McMillan was inducted into the National Junior College Basketball Hall of Fame in 2001, having played two seasons at Chowan Junior College (Murfreesboro, NC) before transferring to North Carolina State.
"It is a great honor to represent our country and to represent USA Basketball. It's also a privilege to work under Pop and alongside Steve and Nate. I have great respect for all three of them. This will be the opportunity of a lifetime," said Wright.
In 17 seasons as Villanova’s head coach, Wright has guided the Wildcats to three NCAA Final Fours and a pair of NCAA National Championships. He is one of only three active NCAA Division I men’s head coaches with multiple national championships to his credit.
Compiling a 422-165 record at Villanova for a .719 winning percentage in his 17 seasons as the head coach, Wright has led Villanova to five Big East Conference championships (2006, 2014, 2015, 2016 and 2017), three Big East Tournament titles (2015, 2017 and 2018) and 13 NCAA Tournament appearances.
In his 24 years as a college head coach, he boasts of an overall record of 544–250 (.685 winning percentage) and has guided teams to NCAA or NIT post-season tournament 20 times. He owns an all-time NCAA Tournament record of 27-13 (.675).

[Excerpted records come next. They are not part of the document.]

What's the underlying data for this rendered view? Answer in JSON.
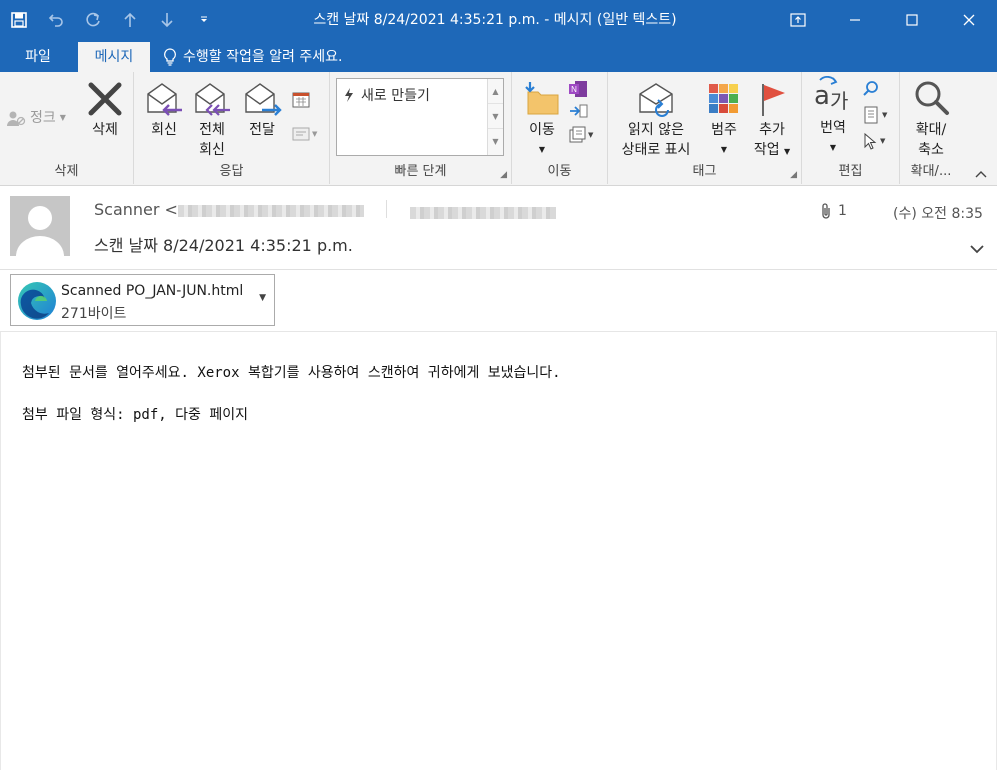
{
  "window": {
    "title": "스캔 날짜 8/24/2021 4:35:21 p.m. - 메시지 (일반 텍스트)",
    "accent_color": "#1e68b8"
  },
  "tabs": {
    "file": "파일",
    "message": "메시지",
    "tell_me": "수행할 작업을 알려 주세요."
  },
  "ribbon": {
    "delete_group": {
      "junk": "정크",
      "delete": "삭제",
      "label": "삭제"
    },
    "respond_group": {
      "reply": "회신",
      "reply_all_1": "전체",
      "reply_all_2": "회신",
      "forward": "전달",
      "label": "응답"
    },
    "quick_steps_group": {
      "new": "새로 만들기",
      "label": "빠른 단계"
    },
    "move_group": {
      "move": "이동",
      "label": "이동"
    },
    "tags_group": {
      "unread_1": "읽지 않은",
      "unread_2": "상태로 표시",
      "categorize": "범주",
      "followup_1": "추가",
      "followup_2": "작업",
      "label": "태그"
    },
    "editing_group": {
      "translate": "번역",
      "label": "편집"
    },
    "zoom_group": {
      "zoom_1": "확대/",
      "zoom_2": "축소",
      "label": "확대/..."
    }
  },
  "message": {
    "sender_name": "Scanner <",
    "subject": "스캔 날짜 8/24/2021 4:35:21 p.m.",
    "attachment_count": "1",
    "date": "(수) 오전 8:35"
  },
  "attachment": {
    "filename": "Scanned PO_JAN-JUN.html",
    "size": "271바이트"
  },
  "body": {
    "line1": "첨부된 문서를 열어주세요. Xerox 복합기를 사용하여 스캔하여 귀하에게 보냈습니다.",
    "line2": "첨부 파일 형식: pdf, 다중 페이지"
  }
}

Wright, 56 years old, directed Villanova to the Final Four in 2009, then led Villanova to the 2016 NCAA Championship, defeating North Carolina on a memorable game-winning 3-point shot. Wright’s Wildcats followed-up on that championship two years later, winning the 2018 NCAA Championship.

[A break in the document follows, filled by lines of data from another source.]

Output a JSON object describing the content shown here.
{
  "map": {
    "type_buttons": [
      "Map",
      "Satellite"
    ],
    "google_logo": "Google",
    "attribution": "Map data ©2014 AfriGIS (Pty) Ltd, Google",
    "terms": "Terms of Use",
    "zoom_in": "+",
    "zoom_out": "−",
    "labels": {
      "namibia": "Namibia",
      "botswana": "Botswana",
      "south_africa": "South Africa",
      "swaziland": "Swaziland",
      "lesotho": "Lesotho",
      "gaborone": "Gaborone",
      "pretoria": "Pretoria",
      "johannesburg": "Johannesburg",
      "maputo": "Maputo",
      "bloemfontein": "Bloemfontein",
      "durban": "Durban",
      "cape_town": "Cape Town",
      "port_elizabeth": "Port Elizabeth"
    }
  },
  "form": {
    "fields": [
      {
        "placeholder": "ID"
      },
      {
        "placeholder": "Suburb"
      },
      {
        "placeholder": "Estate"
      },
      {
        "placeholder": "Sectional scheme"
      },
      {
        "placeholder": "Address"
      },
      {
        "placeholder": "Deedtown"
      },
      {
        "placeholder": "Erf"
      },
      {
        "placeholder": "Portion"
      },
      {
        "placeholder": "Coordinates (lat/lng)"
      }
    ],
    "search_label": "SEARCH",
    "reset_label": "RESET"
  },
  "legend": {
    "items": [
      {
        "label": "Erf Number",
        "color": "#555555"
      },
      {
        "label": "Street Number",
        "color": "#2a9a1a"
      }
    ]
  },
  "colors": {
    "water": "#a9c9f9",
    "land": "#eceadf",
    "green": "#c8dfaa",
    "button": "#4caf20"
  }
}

Villanova has recorded more victories over the past five seasons (165) than any other NCAA Division I program and is the first Division I team to post 30 or more victories in four consecutive seasons (2014-18).

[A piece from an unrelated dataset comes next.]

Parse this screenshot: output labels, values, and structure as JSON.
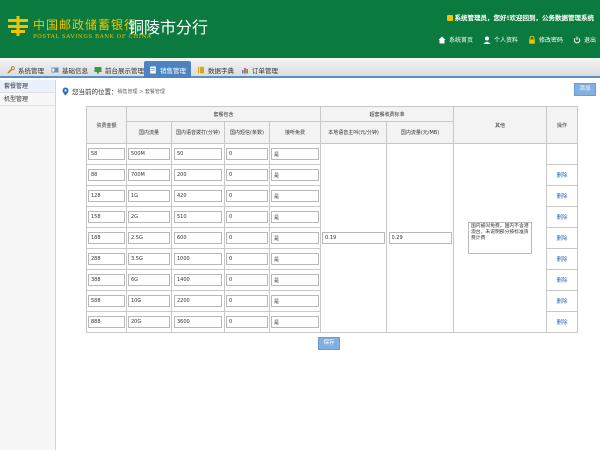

In 2017-18, the Wildcats amassed a school record 36 victories and secured Villanova’s third NCAA National Championship. Each of its six NCAA Tournament victories was by double digits.
In 2018 Wright received the John R. Wooden Legends of Coaching Award. He is a two-time winner of the Naismith National Coach of the Year award (2006 and 2016) and is a five time winner of the Big East Conference Coach of the Year award (2006, 2009, 2014, 2015 and 2016).
Wright owns a variety of prior USA Basketball coaching experience. He led the USA to a gold medal at the 2005 World University Games as head coach, and he was an assistant coach in the 2000 World Championship for Young Men Qualifying Tournament that finished 4-1 and won the silver medal. Wright coached a USA Basketball team of collegians in the 2007 Pan American Games to a fifth-place finish and a 3–2 record. Serving as co-head coach of 2010 USA Select Team that trained with the 2010 USA World Cup Team, he returned as Popovich’s assistant coach for the 2016 USA Select Team that trained with the 2016 U.S. Olympic Team. Most recently, Wright served as an assistant coach during the 2018 USA Men’s National Team minicamp.
Wright was a three-year varsity letterman at Bucknell University and was the team's leading scorer in 1981-82, when he averaged 11.9 points per game. He was selected as the team's most valuable player for 1981-82, and then as a senior in 1982-83 he served as team co-captain and received the Malcolm A. Musser Award for Leadership.
About USA Basketball
Based in Colorado Springs, Colorado, and chaired by retired Gen. Martin Dempsey, USA Basketball is a nonprofit organization and the national governing body for basketball in the United States. As the recognized governing body for basketball in the U.S. by the International Basketball Federation (FIBA) and the United States Olympic Committee (USOC), USA Basketball is responsible for the selection, training and fielding of USA national teams that compete in FIBA-sponsored five-on-five and 3x3 international competitions, as well as for some national competitions and for the development of youth basketball.